The notion that the Army's new operational doctrine FM 3-0 treats conventional war and stability operations as equal is a bit off of the mark. In fact in the 11 pages in the chapter that deals with full spectrum operations 7 of those 11 pages are dedicated to stability operations, 2 to offensive operations, and 2 to defensive operations. How is that equal?

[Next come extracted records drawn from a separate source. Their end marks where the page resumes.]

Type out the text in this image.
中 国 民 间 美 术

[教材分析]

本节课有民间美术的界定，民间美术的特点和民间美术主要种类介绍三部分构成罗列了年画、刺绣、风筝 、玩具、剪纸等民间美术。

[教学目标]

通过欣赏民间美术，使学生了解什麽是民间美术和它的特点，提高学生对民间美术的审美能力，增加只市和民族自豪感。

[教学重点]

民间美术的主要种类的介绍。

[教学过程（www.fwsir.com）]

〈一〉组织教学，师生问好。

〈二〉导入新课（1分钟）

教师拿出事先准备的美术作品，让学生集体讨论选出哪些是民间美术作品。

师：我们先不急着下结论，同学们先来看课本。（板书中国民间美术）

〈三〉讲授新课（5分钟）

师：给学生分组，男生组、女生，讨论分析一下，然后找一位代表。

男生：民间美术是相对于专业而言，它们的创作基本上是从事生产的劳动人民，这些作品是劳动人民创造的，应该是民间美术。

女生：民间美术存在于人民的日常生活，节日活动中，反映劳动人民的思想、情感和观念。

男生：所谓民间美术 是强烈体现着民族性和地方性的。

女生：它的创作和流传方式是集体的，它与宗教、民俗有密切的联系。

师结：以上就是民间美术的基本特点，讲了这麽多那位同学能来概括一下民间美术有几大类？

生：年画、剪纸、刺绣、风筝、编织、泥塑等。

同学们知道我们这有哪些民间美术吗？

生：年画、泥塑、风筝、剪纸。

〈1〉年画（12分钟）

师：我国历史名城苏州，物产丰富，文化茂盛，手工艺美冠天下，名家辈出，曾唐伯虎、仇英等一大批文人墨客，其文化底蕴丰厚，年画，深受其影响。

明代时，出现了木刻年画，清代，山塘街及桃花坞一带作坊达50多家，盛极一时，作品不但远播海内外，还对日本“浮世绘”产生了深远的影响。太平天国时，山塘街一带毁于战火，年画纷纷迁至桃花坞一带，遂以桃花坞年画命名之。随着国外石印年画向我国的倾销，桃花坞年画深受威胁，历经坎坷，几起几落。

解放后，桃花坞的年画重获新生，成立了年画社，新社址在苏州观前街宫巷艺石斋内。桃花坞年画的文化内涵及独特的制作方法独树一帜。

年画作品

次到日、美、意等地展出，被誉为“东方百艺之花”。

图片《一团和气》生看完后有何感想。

The American Army's conventional warfighting capabilities are not a constant. Yet proponents of stability operations often assume that they are and from that point of departure keep hounding the American Army to get better at COIN and stability operations. Their premise is that up to about February 2007 in Iraq the American Army for the most part fumbled at COIN. This assertion is fallacious. Most American combat outfits have been conducting best COIN practices in Iraq since the middle of 2004. For examples of this go back into the past issues of Military Review and see that as far back as 2004 the experience shown in these articles was of American ground units who figured out very quickly that they were not in a "conventional fight," that they were in a counterinsurgency and therefore learned and adapted very quickly to its necessities.
It is wrong to think that American Army's conventional capabilities are at the same level they were in 2001, in fact they have atrophied severely. A recent study by three former Army Combat Brigade Commanders who served in Iraq in 2006 and 2007 wrote an analysis for the Chief of Staff of the Army pointing out serious problems with the Army's field artillery branch. After 6 years of counterinsurgency war a key means for the Army to fight conventional war through firepower delivered by artillery has become, to use the words of the colonels, a "dead branch walking."
The "ghosts of Vietnam" actually rest in those who want to fight Vietnam all over again in Iraq. It is time for the American Army to start looking outside of its self-imposed Counterinsurgency box and toward a reasonable and realistic view of the future. For the American Army to remain in this box we are courting huge strategic risks.